I think of this every time I hear someone question the reliability of the Bible. All of sudden, when the issue turns from classical literature to the Bible, we suddenly dispense with the confidence and become skeptics.

I remember reading several years ago a book of quotations. One of them was from the New Testament. After the quotation was the attribution: “Jesus (if Luke can be believed).” Just for fun, I turned to a quote of Socrates from the Republic, the attribution of which simply read: “Socrates.” It did not say, “Socrates (if Plato can be believed).” This despite the fact that, while the earliest manuscript we have for Plato’s dialogues is 1200 years after their writing, and we have a manuscript of the Gospel of Luke that is within 200 years of its writing.

We have far better manuscript evidence for the New Testament than any other ancient work, so much better that there really is not much comparison.
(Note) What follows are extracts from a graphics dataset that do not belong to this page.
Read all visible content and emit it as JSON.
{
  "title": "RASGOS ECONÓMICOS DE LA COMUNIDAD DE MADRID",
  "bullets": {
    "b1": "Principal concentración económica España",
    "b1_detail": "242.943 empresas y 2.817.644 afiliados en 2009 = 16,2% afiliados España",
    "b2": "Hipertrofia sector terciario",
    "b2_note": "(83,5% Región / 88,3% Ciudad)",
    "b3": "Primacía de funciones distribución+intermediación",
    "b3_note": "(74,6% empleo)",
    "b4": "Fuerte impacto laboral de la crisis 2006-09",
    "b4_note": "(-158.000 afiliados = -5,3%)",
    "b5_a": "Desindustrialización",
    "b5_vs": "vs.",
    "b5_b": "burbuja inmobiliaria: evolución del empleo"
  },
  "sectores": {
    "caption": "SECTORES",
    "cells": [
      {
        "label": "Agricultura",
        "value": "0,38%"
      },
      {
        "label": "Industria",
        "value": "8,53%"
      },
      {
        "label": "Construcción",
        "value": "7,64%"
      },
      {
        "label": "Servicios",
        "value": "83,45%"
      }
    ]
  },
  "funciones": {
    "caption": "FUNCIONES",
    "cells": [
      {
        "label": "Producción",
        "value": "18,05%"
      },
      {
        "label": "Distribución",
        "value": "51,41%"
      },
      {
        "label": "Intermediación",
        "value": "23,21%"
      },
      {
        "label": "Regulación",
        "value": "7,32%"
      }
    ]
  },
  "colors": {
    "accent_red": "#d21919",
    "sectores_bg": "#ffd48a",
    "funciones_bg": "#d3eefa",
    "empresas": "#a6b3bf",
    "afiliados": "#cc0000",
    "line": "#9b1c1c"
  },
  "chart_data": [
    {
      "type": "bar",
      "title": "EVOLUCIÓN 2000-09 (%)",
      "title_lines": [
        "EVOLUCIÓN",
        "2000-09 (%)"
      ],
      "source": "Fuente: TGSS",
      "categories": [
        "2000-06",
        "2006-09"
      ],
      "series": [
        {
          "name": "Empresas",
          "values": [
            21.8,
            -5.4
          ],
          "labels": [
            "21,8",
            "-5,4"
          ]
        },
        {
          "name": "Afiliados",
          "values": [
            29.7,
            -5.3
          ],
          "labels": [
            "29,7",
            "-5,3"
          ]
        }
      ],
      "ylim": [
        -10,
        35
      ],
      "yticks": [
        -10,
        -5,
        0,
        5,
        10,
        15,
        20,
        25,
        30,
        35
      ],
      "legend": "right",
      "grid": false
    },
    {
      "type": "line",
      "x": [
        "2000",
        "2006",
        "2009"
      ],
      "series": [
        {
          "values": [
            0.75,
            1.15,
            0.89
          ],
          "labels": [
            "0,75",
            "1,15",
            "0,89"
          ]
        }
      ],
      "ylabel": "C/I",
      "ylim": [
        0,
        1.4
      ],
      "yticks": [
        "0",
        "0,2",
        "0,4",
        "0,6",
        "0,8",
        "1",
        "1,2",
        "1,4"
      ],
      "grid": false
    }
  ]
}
Not only are there more manuscripts available to us, but they are much closer to the actual writing of them―and to the events they relate.

How close to the original writing are the New Testament documents? We have manuscripts of Romans, Hebrews, I & II Corinthians, Ephesians, Galatians, Philippians, Colossians, and I Thessalonians as close as 150 years to their writing; the Book of Matthew, 95 years;  the Gospel of John, 29 years.

No other ancient writing has documentary evidence even remotely that good.

Our knowledge of the ancient world comes from sources far weaker than those for the events of the life of Christ and the apostles. On purely evidential grounds, if you reject the basic historical facts related through the New Testament, then you are going to have to reject the fact that Caesar crossed the Rubicon, that Alexander conquered the world, that Cleopatra ruled Egypt.

It is a double standard that a lot of people don’t want to admit.